Vu les autres pièces des dossiers ;
Vu :
- le code de l'entrée et du séjour des étrangers et du droit d'asile ;
- le code de justice administrative.
Considérant ce qui suit :
1. M. B né le 14 février 1976 en Côte d'Ivoire est entré sur le sol français en 2013 selon ses déclarations. Il a déposé le 9 janvier 2024 une demande d'admission exceptionnelle au séjour sur la plateforme démarche simplifiée. Par la présente requête, M. B demande au juge des référés, sur le fondement des dispositions de l'article L. 521-3 du code de justice administrative, d'enjoindre au préfet des Hauts-de-Seine de le convoquer, d'enregistrer et d'instruire sa demande de titre de séjour et de lui délivrer un récépissé de demande de titre de séjour le temps de l'examen de sa demande.
2. Aux termes de l'article L. 521-3 du code de justice administrative : " En cas d'urgence et sur simple requête qui sera recevable même en l'absence de décision administrative préalable, le juge des référés peut ordonner toutes autres mesures utiles sans faire obstacle à l'exécution d'aucune décision ".
3. Saisi sur le fondement de l'article L. 521-3 du code de justice administrative d'une demande qui n'est pas manifestement insusceptible de se rattacher à un litige relevant de la compétence du juge administratif, le juge des référés peut prescrire, à des fins conservatoires ou à titre provisoire, toutes mesures que l'urgence justifie, notamment sous forme d'injonctions adressées à l'administration, à la condition que ces mesures soient utiles sans faire obstacle à l'exécution d'aucune décision administrative et ne se heurtent à aucune contestation sérieuse.

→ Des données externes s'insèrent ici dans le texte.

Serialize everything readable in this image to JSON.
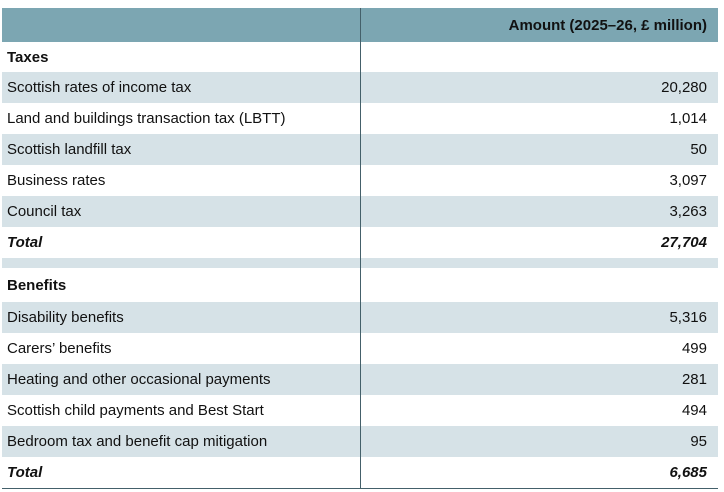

En raison du caractère subsidiaire du référé régi par l'article L. 523-1, le juge saisi sur ce fondement ne peut prescrire les mesures qui lui sont demandées lorsque leurs effets pourraient être obtenus par les procédures de référé régies par les articles L. 521-1 et L. 521-2 du même code. Enfin, il ne saurait faire obstacle à l'exécution d'une décision administrative, même celle refusant la mesure demandée, à moins qu'il ne s'agisse de prévenir un péril grave.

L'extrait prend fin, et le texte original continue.